Gainesville’s property code requires at least 70 square feet of bedroom space for the first occupant and 50 square feet for each additional occupant. In living rooms, 150 square feet per occupant is required if six or more people are living in the house. For dining rooms, the requirement is 100 square feet per person. The code prohibits using kitchens and “nonhabitable spaces” for sleeping purposes.

“It’s fairly lenient,” said Larry Brown, the city’s manager of inspection services. The code used by Gainesville is the Georgia Department of Community Affairs’ amended version of the widely-used International Property Maintenance Code of 2006. “You can have a lot of people in a fairly small residence.”

In the case of zoning, finding violations of the single-family residential requirements are more problematic.

“Here’s the hard thing — prove that they’re not related,” Kansky said.

Added Brown, “It can be hard to enforce when you really don’t know if these folks are spending the night or are full-time tenants.”
Kansky said marshals may check water usage, a good indication of how many folks are living in a house. Marshals try to work with owners and tenants to bring compliance without writing citations, he said.
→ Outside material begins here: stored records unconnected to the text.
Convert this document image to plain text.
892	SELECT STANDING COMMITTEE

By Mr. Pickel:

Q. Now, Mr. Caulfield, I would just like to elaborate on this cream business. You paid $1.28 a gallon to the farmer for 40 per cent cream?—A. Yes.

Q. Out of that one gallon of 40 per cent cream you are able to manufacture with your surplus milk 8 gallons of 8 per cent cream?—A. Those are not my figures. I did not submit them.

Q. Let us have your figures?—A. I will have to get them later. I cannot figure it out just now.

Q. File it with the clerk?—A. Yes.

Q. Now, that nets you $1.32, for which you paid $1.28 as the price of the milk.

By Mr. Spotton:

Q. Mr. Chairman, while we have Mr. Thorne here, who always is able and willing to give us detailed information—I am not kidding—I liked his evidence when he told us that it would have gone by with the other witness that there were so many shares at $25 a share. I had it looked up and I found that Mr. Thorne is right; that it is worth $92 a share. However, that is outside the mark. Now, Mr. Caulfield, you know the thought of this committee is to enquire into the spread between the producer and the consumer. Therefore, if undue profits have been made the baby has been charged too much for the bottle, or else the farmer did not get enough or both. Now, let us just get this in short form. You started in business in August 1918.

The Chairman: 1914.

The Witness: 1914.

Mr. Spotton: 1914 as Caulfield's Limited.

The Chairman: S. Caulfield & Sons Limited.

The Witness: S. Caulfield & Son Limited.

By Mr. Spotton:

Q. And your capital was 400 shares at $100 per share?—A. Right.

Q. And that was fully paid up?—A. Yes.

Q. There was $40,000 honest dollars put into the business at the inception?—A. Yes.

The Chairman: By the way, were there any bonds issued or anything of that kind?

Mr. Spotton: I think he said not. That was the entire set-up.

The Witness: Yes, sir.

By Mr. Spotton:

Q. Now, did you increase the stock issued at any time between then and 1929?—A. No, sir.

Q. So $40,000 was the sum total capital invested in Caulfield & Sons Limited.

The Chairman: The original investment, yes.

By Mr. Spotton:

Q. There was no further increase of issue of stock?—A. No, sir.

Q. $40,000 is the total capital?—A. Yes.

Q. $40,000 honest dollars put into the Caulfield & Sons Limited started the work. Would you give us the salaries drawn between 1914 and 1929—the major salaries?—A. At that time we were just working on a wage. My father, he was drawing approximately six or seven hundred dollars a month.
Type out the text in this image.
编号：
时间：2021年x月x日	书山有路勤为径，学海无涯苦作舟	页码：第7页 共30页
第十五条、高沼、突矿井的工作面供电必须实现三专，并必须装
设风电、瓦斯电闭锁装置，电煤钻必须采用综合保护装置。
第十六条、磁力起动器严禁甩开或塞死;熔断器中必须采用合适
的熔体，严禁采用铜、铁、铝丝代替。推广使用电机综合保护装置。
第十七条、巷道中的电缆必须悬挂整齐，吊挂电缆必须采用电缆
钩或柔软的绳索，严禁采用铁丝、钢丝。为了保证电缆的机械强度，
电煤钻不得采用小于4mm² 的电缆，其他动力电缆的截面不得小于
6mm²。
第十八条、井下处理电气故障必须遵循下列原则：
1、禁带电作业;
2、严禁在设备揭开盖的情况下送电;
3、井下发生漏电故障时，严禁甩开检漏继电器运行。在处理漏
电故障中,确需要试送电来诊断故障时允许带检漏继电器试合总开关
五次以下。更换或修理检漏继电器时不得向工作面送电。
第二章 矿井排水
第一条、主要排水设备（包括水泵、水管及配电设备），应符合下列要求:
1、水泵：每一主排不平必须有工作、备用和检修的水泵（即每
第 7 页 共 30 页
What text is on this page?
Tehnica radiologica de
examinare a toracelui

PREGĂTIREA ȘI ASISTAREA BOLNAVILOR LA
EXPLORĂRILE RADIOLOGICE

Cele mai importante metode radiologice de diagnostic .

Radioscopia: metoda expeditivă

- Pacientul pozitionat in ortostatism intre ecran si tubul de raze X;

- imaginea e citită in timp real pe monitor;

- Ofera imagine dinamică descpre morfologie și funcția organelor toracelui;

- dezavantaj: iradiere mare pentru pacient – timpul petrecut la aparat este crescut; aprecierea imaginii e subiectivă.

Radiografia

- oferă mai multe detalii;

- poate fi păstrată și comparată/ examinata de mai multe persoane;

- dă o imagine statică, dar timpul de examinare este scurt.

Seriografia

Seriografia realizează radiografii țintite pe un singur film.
That’s also the case in county code enforcement. In Hall County, an overcrowding case hasn’t reached the citation level in magistrate court in at least 10 years, said staff attorney Anne Bishop, who prosecutes county ordinance violations. Several overcrowding complaints have been resolved without a citation since then, she said.

The county’s housing code is similar to the city’s, requiring 150 square feet of floor space for the first occupant and at least 100 square feet for each additional occupant. Bedrooms require 70 square feet for the first person and 50 square feet for each additional person.

Under county zoning laws, no more than five unrelated people can live in a house together, not counting live-in domestic servants.
Gainesville Fire Chief Jon Canada said while crowded houses can be troubling from a public safety perspective, fire officials only have jurisdiction over the number of occupants in commercial buildings.

“When we encounter a house or apartment through a fire call that may be overcrowded, we pass the address and other information to the city code enforcement office,” Canada said.

And that’s often when officials first find out there’s a problem that needs fixing, Kansky said.

“Until something happens, we may not know about it.”